Why should you not re-estimate story points when scope changes?
Story points are based on the level of effort and should not convey the man hours it takes to accomplish them. Let's suppose that mid-sprint, the scope is much larger than the team had previously anticipated. The scope is larger because of a technical functionality being uncovered while the dev team works through a story. The level of effort from what they previously considered is higher. My current team is changing the story points in the sprint backlog for those types of story. What is the reason that you should not change story points of stories in the sprint backlog?
What is the reason that you should not change story points of stories in the sprint backlog?
Try looking at it the other way around. Why shouldn't the team have a clear view of the amount of work they now believe remains?
@Ian Mitchell, I think they should have a clear view on the amount of remaining work. But I just think that the more that a team works through flushing out ALL details, scope creep becomes apparent.
Teams should not adjust story points mid-sprint because it obscures transparency into the decision-making around the original estimate, and reasons why the original estimate was way off. It detracts from the team's ability to inspect, adapt, and potentially improve their estimation practices.

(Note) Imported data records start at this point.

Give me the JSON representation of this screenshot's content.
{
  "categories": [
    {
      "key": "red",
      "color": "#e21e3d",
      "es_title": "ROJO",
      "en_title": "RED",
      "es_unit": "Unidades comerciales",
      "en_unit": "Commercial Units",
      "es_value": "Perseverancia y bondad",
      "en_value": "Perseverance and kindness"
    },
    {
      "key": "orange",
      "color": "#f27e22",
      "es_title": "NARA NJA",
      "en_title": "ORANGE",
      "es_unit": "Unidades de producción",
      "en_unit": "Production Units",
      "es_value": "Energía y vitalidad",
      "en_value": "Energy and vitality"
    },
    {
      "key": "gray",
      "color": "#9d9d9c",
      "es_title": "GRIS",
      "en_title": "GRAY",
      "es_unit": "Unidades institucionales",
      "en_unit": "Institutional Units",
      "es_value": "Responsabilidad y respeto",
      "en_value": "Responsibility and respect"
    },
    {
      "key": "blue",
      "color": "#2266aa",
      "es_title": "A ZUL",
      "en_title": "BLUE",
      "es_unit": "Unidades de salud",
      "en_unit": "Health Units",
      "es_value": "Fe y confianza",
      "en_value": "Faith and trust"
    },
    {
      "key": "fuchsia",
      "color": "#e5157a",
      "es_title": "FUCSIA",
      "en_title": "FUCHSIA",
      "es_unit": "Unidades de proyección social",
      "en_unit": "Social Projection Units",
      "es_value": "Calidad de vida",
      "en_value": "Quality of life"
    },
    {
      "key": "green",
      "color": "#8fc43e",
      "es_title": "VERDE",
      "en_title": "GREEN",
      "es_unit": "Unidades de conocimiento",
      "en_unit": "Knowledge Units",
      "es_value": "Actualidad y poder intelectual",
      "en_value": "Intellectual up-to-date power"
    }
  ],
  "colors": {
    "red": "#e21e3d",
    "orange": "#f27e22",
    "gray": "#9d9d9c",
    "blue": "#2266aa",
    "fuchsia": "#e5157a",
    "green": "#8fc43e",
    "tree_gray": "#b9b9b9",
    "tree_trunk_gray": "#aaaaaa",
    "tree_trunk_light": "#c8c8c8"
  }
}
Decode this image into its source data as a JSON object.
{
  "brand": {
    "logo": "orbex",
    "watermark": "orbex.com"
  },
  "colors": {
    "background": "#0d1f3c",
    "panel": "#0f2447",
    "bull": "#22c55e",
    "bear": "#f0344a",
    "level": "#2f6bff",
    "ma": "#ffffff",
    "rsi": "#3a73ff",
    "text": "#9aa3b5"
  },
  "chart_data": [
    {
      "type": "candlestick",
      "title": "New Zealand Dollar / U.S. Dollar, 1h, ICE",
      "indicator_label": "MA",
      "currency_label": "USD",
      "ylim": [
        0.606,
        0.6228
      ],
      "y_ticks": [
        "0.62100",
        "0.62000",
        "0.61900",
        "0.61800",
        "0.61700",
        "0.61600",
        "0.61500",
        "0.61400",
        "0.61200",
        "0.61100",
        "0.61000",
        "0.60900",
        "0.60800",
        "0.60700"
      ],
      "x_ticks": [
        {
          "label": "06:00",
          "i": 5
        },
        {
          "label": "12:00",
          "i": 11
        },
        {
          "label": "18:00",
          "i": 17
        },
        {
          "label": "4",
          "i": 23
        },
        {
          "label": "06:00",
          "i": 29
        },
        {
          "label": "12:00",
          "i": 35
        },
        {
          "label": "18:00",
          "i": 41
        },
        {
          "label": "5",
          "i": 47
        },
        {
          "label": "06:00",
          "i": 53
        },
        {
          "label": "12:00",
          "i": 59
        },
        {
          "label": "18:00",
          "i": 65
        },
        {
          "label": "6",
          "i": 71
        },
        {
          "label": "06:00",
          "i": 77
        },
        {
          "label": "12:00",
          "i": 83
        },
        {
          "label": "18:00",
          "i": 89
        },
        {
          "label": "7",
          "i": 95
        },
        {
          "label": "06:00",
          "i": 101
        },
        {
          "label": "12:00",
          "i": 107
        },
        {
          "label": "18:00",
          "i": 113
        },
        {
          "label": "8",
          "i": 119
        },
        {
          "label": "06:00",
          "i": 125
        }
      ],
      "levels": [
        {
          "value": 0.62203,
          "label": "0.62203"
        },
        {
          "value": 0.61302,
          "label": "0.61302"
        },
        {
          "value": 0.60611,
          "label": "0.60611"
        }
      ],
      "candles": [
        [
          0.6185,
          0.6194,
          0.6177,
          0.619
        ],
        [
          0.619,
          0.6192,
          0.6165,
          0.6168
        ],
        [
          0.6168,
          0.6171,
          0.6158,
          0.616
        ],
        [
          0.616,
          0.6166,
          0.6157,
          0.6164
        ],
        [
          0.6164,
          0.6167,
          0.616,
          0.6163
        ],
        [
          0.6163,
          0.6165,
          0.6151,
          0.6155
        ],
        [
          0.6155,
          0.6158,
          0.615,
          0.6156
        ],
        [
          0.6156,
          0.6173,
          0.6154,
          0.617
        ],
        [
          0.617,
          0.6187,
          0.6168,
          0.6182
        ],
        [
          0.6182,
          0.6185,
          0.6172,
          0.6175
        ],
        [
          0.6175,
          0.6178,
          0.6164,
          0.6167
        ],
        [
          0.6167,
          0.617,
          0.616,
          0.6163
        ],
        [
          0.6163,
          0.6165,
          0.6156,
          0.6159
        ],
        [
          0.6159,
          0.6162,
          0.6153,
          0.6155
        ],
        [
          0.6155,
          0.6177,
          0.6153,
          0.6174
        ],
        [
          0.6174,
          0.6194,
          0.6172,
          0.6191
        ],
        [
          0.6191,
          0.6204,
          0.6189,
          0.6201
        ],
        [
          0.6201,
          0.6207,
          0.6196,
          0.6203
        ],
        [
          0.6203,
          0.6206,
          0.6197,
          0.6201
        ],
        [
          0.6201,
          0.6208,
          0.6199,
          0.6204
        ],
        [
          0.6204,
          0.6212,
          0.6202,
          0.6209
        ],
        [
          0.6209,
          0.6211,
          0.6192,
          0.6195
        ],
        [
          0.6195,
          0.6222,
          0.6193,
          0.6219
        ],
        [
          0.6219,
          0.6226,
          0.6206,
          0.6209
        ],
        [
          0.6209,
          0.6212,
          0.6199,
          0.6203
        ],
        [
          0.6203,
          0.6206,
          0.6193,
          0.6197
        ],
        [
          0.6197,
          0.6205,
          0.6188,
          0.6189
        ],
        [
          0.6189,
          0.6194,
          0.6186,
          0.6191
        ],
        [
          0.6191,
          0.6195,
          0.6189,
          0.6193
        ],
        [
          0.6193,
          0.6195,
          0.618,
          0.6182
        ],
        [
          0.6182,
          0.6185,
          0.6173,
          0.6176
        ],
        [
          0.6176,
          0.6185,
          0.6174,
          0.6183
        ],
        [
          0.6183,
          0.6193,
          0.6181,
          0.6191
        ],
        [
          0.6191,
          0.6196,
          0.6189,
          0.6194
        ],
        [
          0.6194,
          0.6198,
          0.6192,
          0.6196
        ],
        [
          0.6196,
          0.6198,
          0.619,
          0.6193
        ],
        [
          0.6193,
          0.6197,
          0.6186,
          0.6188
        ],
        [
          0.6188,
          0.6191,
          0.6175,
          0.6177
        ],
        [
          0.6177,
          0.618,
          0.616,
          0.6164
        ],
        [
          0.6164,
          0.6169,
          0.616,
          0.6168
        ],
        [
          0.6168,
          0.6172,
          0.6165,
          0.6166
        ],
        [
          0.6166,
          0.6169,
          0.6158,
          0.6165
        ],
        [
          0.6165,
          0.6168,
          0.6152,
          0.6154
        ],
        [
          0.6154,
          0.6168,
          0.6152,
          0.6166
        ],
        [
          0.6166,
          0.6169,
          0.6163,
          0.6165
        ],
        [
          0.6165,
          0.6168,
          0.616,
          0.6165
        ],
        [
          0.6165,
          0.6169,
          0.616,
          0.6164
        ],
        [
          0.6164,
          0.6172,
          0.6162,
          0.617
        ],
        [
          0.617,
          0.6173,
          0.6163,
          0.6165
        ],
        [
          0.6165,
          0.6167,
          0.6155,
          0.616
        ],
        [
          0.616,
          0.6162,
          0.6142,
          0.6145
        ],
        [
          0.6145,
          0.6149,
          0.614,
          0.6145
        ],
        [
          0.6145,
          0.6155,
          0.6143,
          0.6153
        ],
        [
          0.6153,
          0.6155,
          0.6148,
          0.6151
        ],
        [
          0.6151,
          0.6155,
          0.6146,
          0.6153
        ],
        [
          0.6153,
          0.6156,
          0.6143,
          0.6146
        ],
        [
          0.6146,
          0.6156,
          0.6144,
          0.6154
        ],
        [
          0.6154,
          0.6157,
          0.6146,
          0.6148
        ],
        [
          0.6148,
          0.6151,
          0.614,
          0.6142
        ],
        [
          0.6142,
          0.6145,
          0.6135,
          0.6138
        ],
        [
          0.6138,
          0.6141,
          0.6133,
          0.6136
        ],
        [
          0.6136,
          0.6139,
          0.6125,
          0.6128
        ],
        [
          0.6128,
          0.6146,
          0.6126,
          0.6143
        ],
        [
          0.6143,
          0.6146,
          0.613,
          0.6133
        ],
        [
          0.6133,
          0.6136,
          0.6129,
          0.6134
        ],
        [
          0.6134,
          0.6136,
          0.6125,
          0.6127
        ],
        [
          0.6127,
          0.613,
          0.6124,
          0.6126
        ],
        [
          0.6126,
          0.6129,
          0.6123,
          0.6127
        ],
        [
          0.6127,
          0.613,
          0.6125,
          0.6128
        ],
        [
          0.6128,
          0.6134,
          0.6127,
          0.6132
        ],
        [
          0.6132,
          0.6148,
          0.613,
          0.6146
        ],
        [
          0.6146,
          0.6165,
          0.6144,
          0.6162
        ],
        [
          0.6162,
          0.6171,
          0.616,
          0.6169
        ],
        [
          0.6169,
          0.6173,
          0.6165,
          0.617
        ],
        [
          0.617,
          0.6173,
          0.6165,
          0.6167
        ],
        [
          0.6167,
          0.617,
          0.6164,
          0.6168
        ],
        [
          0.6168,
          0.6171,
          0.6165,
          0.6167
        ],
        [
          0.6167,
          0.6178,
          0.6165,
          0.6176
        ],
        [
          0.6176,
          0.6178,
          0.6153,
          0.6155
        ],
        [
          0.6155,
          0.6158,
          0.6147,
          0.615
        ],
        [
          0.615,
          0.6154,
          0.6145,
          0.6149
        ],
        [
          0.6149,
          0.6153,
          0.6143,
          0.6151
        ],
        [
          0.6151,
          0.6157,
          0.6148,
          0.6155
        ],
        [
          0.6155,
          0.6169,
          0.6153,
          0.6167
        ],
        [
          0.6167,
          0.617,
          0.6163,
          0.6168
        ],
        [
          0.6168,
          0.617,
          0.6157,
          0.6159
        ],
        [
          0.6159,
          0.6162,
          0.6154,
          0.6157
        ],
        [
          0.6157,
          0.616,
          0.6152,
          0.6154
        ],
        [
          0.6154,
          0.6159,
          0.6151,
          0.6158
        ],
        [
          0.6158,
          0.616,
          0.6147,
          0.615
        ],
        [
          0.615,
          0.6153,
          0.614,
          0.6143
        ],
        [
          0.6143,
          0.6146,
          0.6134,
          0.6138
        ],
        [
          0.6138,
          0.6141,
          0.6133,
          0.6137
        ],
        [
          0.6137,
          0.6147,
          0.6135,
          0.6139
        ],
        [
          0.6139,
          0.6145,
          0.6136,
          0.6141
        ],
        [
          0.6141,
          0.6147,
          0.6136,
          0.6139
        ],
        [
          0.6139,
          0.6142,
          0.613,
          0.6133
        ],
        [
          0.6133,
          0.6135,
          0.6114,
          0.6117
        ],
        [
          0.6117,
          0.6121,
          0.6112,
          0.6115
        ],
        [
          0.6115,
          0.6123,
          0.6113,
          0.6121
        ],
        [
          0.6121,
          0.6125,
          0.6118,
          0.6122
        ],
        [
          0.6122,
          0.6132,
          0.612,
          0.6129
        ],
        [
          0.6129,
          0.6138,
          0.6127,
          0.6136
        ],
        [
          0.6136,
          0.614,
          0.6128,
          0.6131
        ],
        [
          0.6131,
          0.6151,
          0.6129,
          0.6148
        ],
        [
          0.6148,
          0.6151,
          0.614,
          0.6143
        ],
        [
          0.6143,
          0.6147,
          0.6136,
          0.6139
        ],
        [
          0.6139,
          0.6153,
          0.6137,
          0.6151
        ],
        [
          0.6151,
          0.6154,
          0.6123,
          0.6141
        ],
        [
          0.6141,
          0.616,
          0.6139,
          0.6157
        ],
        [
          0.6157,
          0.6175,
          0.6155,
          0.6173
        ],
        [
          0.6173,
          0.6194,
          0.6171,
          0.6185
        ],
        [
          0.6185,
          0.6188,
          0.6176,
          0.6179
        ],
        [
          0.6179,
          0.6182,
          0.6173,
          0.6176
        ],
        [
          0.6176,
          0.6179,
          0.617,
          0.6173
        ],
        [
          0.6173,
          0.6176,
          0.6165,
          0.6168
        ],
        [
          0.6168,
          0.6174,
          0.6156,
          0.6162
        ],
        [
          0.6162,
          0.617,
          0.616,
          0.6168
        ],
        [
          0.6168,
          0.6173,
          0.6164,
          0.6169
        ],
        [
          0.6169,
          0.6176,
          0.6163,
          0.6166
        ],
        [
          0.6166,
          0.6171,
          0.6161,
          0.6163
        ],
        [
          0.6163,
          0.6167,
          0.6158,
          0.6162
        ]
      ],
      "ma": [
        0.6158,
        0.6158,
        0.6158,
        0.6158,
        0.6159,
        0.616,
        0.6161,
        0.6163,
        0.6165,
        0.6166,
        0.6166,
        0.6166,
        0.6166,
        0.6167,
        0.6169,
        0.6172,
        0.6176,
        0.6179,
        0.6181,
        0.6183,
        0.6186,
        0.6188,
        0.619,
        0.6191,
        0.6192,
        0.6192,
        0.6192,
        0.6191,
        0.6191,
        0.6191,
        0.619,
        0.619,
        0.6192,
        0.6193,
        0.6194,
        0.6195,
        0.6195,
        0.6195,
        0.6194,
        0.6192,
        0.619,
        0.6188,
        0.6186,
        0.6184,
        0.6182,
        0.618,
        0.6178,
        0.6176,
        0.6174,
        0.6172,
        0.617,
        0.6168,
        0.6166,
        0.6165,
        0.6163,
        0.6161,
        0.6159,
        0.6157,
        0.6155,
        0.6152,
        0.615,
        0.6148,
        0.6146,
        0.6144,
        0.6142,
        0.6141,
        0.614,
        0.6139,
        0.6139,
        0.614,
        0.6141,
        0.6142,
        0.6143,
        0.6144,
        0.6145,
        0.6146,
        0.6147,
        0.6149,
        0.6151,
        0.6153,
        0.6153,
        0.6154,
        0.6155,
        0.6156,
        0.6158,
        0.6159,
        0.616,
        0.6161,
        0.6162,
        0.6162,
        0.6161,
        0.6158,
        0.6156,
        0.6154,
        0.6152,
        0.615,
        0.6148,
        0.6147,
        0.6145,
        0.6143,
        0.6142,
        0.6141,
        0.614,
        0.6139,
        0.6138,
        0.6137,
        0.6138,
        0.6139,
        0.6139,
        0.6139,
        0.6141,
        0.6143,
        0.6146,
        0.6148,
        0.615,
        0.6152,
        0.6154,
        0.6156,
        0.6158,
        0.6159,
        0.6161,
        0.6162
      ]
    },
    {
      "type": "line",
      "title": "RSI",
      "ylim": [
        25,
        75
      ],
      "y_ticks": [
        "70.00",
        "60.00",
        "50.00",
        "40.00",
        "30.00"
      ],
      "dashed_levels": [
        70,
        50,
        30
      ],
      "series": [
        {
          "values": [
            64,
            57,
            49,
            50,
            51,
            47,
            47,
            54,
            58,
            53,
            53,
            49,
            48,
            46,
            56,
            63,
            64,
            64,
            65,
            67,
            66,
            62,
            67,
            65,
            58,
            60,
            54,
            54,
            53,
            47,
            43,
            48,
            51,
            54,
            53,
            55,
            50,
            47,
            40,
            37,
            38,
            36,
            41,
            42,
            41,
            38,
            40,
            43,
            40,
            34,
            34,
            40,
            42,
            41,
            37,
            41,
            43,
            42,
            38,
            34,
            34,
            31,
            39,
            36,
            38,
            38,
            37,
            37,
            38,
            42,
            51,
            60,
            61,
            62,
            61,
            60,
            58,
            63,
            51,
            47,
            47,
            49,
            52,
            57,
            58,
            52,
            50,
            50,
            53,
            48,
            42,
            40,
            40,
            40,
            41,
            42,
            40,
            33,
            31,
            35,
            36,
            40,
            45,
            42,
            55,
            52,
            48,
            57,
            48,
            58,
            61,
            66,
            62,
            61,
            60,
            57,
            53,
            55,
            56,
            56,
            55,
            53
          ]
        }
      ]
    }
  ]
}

To use an analogy, I can be the greatest archer in the world if I were allowed to move the target to where I shot the arrow.
Story Points are estimates which are guesses. This is the definition of "estimate" as a verb according to Merriam-Webster.
a: to judge tentatively or approximately the value, worth, or significance of
b: to determine roughly the size, extent, or nature of
c: to produce a statement of the approximate cost of
In software development/project management, estimates are used to approximate a level of effort before work begins. After work begins, estimates become unnecessary. By changing your estimate after work is began, you are venturing to the realm of measuring.
Measurements are used to quantify elements. You measure the distance from 1 spot to another. You measure the amount of ingredients put into a cake. They are more precise than an estimate.
If the situation is that more work than originally estimated is uncovered, re-estimating can be useful to determine if the body of work should be adapted. However, you should not get into a habit of changing estimates to try and better represent the actual work. That changes the estimate to a measurement.
For me, this comes down to the effort not being worthwhile.
Estimates are not a requirement in Scrum. An estimate may be an attribute of a Product Backlog Item that the team adds through the act of Product Backlog Refinement. If a team does choose to estimate Product Backlog Items, then I would assert that the best place to use those estimates is at the Sprint Planning event. The team could use estimates, along with their forecast capacity, to make sure that their Sprint Goal is something that is reasonably or likely to be achieved over the course of the Sprint. The team could also use estimates to determine if the Product Backlog Items selected for the Sprint Backlog represent a body of work that is likely to be achievable.
However, once the Sprint starts, the important thing is that the team strives toward achieving the Sprint Goal. If the work that is discovered mid-Sprint would put the Sprint Goal in jeopardy, I would recommend that the team begin to involve the Product Owner to understand what the best tradeoffs would be. However, as long as the Sprint Goal is not in jeopardy, the team should continue to work toward the Sprint Goal as their priority.
Stopping the work in the Sprint to re-estimate work opens up the potential for a lot of waste. Who is involved in the re-estimation? How long will it take? Will this become standard practice? Since the estimate is only valuable at the time of planning, there's little value in expending valuable time during the Sprint for re-estimation, when that time could be spend designing, building, and testing the product being created or refining upcoming work.
If the work remains undone at the end of the Sprint, it goes back on the Product Backlog. The team may have time to revisit and further refine the Product Backlog Item between Sprint Review and the next Sprint Planning session. Perhaps re-estimation is something that could be done then, if the team feels that it is valuable to spend some additional time refining that work before the next Sprint Planning to come to a clear understanding of size and scope of the work.
If estimates are vastly off from actuals and this is preventing the team from effectively planning their Sprints, then that is a good topic of conversation for the Sprint Retrospective. The team can look at their understanding of the product and its context along with their refinement and planning practices to figure out how to improve for the future.
I think they should have a clear view on the amount of remaining work. But I just think that the more that a team works through flushing out ALL details, scope creep becomes apparent.
Zeno's paradox of Achilles and the tortoise: Both start off at the same moment, but the tortoise is given a head start and begins to move even further ahead. Achilles can run as fast as he likes but will never catch up with it, because he must first reach the point where the tortoise started, by which time the tortoise will have moved ahead again, even if only by a small amount. By the time Achilles gets there, the tortoise will have moved on yet further, etc.
Estimation, like Zeno's paradox, is a problem of continuum. This was addressed by Aristotle who recognized that the discrete segments of Achilles’ motion are only potentially there, and not actually there, since he never actualizes them by stopping.
In other words, you may indeed have a problem with scope creep if you stop too often to estimate. Hence estimation ought to be done with economy -- do just enough to gain sight of the work needed to complete, but no more. The time would be better spent just getting on with things and doing the work.